A number of book-hawkers from the Vladimir government halted by the posting-house to bait their horses—with the result that there made its appearance in the house a “New Complete Oracle and Magician, which foretells the future in answer to questions; with Supplement setting forth the easiest methods of telling fortunes by cards, beans, and coffee.” And of an evening Nastasya Petrovna would put on her spectacles, mould a little ball of wax, and set to rolling it over the circles of the “Oracle.” And Tikhon Ilitch would look on, with sidelong glances. But all the answers turned out to be either insulting, menacing, or senseless.
“Does my husband love me?” Nastasya Petrovna would inquire.
And the “Oracle” replied: “He loves you as a dog loves a stick.”
“How many children shall I have?”
“You are fated to die: the field must be cleared of weeds.”
Then Tikhon Ilitch would say: “Give it here. I’11 have a try.” And he would propound the question: “Ought I to start a law-suit with a person whose name I won’t mention?”
But he, likewise, got nonsense for an answer: “Count the teeth in your mouth.”
One day Tikhon Ilitch, when he glanced into the kitchen, saw his wife beside the cradle in which lay the cook’s baby. A speckled chicken which was wandering along the window ledge, pecking and catching flies, tapped the glass with its beak; but she sat there on the sleeping-board and, while she rocked the cradle, sang in a pitiful quaver:
And Tikhon Ilitch’s face underwent such a change at that moment that Nastasya Petrovna, as she glanced at him, experienced no confusion, felt no fear, but only fell a-weeping and, brushing away her tears, said softly: “Take me away, for Christ’s dear sake, to the Holy Man.”

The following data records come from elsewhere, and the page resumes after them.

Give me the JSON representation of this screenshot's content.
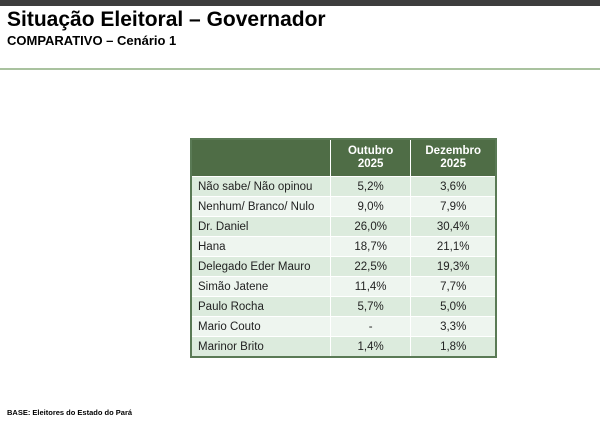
{
  "header": {
    "title": "Situação Eleitoral – Governador",
    "subtitle": "COMPARATIVO – Cenário 1"
  },
  "table": {
    "columns": [
      "",
      "Outubro 2025",
      "Dezembro 2025"
    ],
    "rows": [
      {
        "label": "Não sabe/ Não opinou",
        "out": "5,2%",
        "dez": "3,6%"
      },
      {
        "label": "Nenhum/ Branco/ Nulo",
        "out": "9,0%",
        "dez": "7,9%"
      },
      {
        "label": "Dr. Daniel",
        "out": "26,0%",
        "dez": "30,4%"
      },
      {
        "label": "Hana",
        "out": "18,7%",
        "dez": "21,1%"
      },
      {
        "label": "Delegado Eder Mauro",
        "out": "22,5%",
        "dez": "19,3%"
      },
      {
        "label": "Simão Jatene",
        "out": "11,4%",
        "dez": "7,7%"
      },
      {
        "label": "Paulo Rocha",
        "out": "5,7%",
        "dez": "5,0%"
      },
      {
        "label": "Mario Couto",
        "out": "-",
        "dez": "3,3%"
      },
      {
        "label": "Marinor Brito",
        "out": "1,4%",
        "dez": "1,8%"
      }
    ]
  },
  "footer": {
    "base": "BASE: Eleitores do Estado do Pará"
  }
}
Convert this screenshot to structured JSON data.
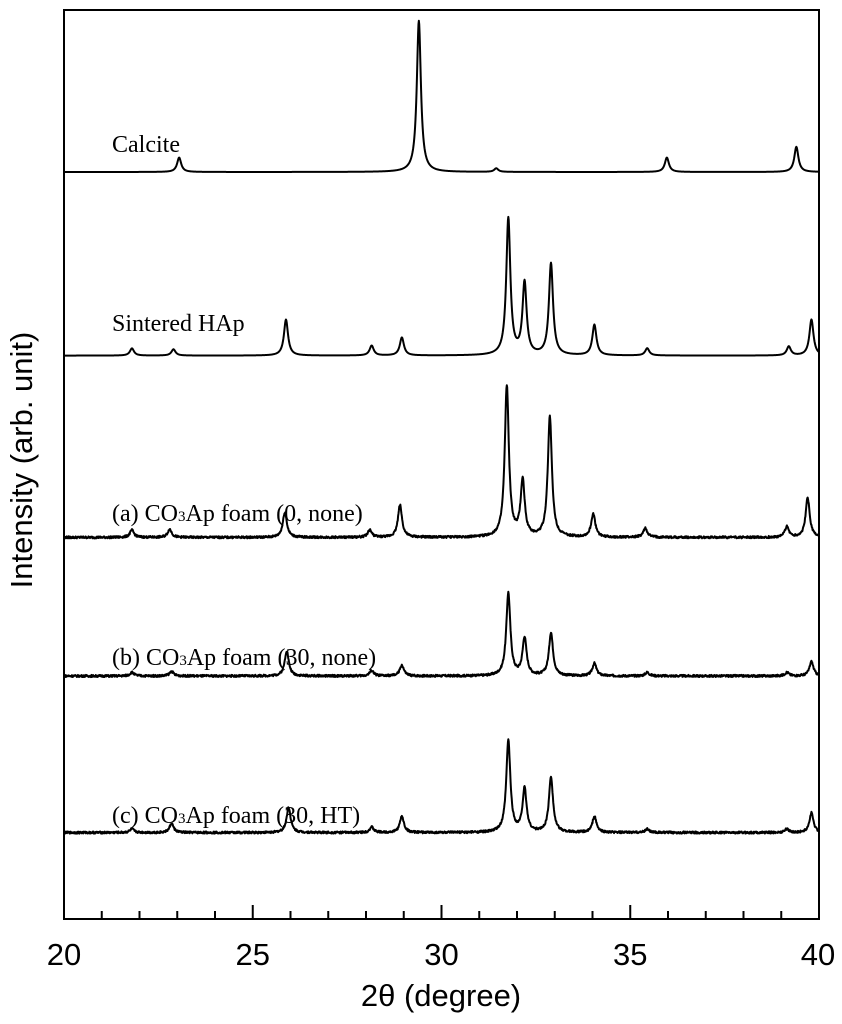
{
  "chart_data": {
    "type": "line",
    "title": "",
    "xlabel": "2θ (degree)",
    "ylabel": "Intensity (arb. unit)",
    "xlim": [
      20,
      40
    ],
    "xticks": [
      "20",
      "25",
      "30",
      "35",
      "40"
    ],
    "minor_tick_step": 1,
    "grid": false,
    "legend": "none (labels placed above each trace)",
    "line_color": "#000000",
    "series": [
      {
        "label_prefix": "",
        "label_main": "Calcite",
        "label_sub": "",
        "label_suffix": "",
        "baseline_intensity": 4.0,
        "peaks": [
          {
            "x": 23.05,
            "h": 0.08
          },
          {
            "x": 29.4,
            "h": 0.84
          },
          {
            "x": 31.45,
            "h": 0.02
          },
          {
            "x": 35.97,
            "h": 0.08
          },
          {
            "x": 39.4,
            "h": 0.14
          }
        ]
      },
      {
        "label_prefix": "",
        "label_main": "Sintered HAp",
        "label_sub": "",
        "label_suffix": "",
        "baseline_intensity": 2.98,
        "peaks": [
          {
            "x": 21.8,
            "h": 0.04
          },
          {
            "x": 22.9,
            "h": 0.035
          },
          {
            "x": 25.88,
            "h": 0.2
          },
          {
            "x": 28.15,
            "h": 0.055
          },
          {
            "x": 28.95,
            "h": 0.1
          },
          {
            "x": 31.77,
            "h": 0.76
          },
          {
            "x": 32.2,
            "h": 0.4
          },
          {
            "x": 32.9,
            "h": 0.51
          },
          {
            "x": 34.05,
            "h": 0.17
          },
          {
            "x": 35.45,
            "h": 0.04
          },
          {
            "x": 39.2,
            "h": 0.05
          },
          {
            "x": 39.8,
            "h": 0.2
          }
        ]
      },
      {
        "label_prefix": "(a) CO",
        "label_main": "",
        "label_sub": "3",
        "label_suffix": "Ap foam (0, none)",
        "baseline_intensity": 1.97,
        "peaks": [
          {
            "x": 21.8,
            "h": 0.04
          },
          {
            "x": 22.8,
            "h": 0.045
          },
          {
            "x": 25.85,
            "h": 0.14
          },
          {
            "x": 28.1,
            "h": 0.04
          },
          {
            "x": 28.9,
            "h": 0.18
          },
          {
            "x": 31.73,
            "h": 0.84
          },
          {
            "x": 32.15,
            "h": 0.31
          },
          {
            "x": 32.87,
            "h": 0.67
          },
          {
            "x": 34.02,
            "h": 0.13
          },
          {
            "x": 35.4,
            "h": 0.05
          },
          {
            "x": 39.15,
            "h": 0.06
          },
          {
            "x": 39.7,
            "h": 0.22
          }
        ]
      },
      {
        "label_prefix": "(b) CO",
        "label_main": "",
        "label_sub": "3",
        "label_suffix": "Ap foam (30, none)",
        "baseline_intensity": 1.2,
        "peaks": [
          {
            "x": 21.8,
            "h": 0.02
          },
          {
            "x": 22.85,
            "h": 0.025
          },
          {
            "x": 25.9,
            "h": 0.14
          },
          {
            "x": 28.15,
            "h": 0.03
          },
          {
            "x": 28.95,
            "h": 0.06
          },
          {
            "x": 31.77,
            "h": 0.46
          },
          {
            "x": 32.2,
            "h": 0.21
          },
          {
            "x": 32.9,
            "h": 0.24
          },
          {
            "x": 34.05,
            "h": 0.07
          },
          {
            "x": 35.45,
            "h": 0.02
          },
          {
            "x": 39.15,
            "h": 0.02
          },
          {
            "x": 39.8,
            "h": 0.08
          }
        ]
      },
      {
        "label_prefix": "(c) CO",
        "label_main": "",
        "label_sub": "3",
        "label_suffix": "Ap foam (30, HT)",
        "baseline_intensity": 0.33,
        "peaks": [
          {
            "x": 21.8,
            "h": 0.02
          },
          {
            "x": 22.85,
            "h": 0.05
          },
          {
            "x": 25.95,
            "h": 0.14
          },
          {
            "x": 28.15,
            "h": 0.03
          },
          {
            "x": 28.95,
            "h": 0.09
          },
          {
            "x": 31.77,
            "h": 0.51
          },
          {
            "x": 32.2,
            "h": 0.24
          },
          {
            "x": 32.9,
            "h": 0.31
          },
          {
            "x": 34.05,
            "h": 0.09
          },
          {
            "x": 35.45,
            "h": 0.02
          },
          {
            "x": 39.15,
            "h": 0.02
          },
          {
            "x": 39.8,
            "h": 0.11
          }
        ]
      }
    ]
  }
}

And Tikhon Ilitch took her to Zadonsk. But as he went he was thinking in his heart that God would certainly chastise him because, in the bustle and cares of life, he went to church only for the service on Easter Day, and otherwise lived as if he were a Tatar. Sacrilegious thoughts also wormed their way into his head. He kept comparing himself to the parents of the Saints, who likewise had long remained childless. This was not clever—but he had long since come to perceive that there dwelt within him some one who was more stupid than himself. Before his departure he had received a letter from Mount Athos: “Most God-loving Benefactor, Tikhon Ilitch! Peace be unto you, and salvation, the blessing of the Lord and the honourable Protection of the All-Sung Mother of God, from her earthly portion, the holy Mount Athos! I have had the happiness of hearing about your good works, and that with love you apportion your mite for the building and adornment of God’s temples and monastic cells. With the years my hovel has reached such a dilapidated condition....” And Tikhon Ilitch sent a ten-ruble banknote to be used for repairing the hovel. The time was long past when he had believed, with ingenuous pride, that rumours concerning him had actually reached as far as Mount Athos, and he knew well enough that far too many hovels on Mount Athos had become dilapidated. Nevertheless, he sent the money.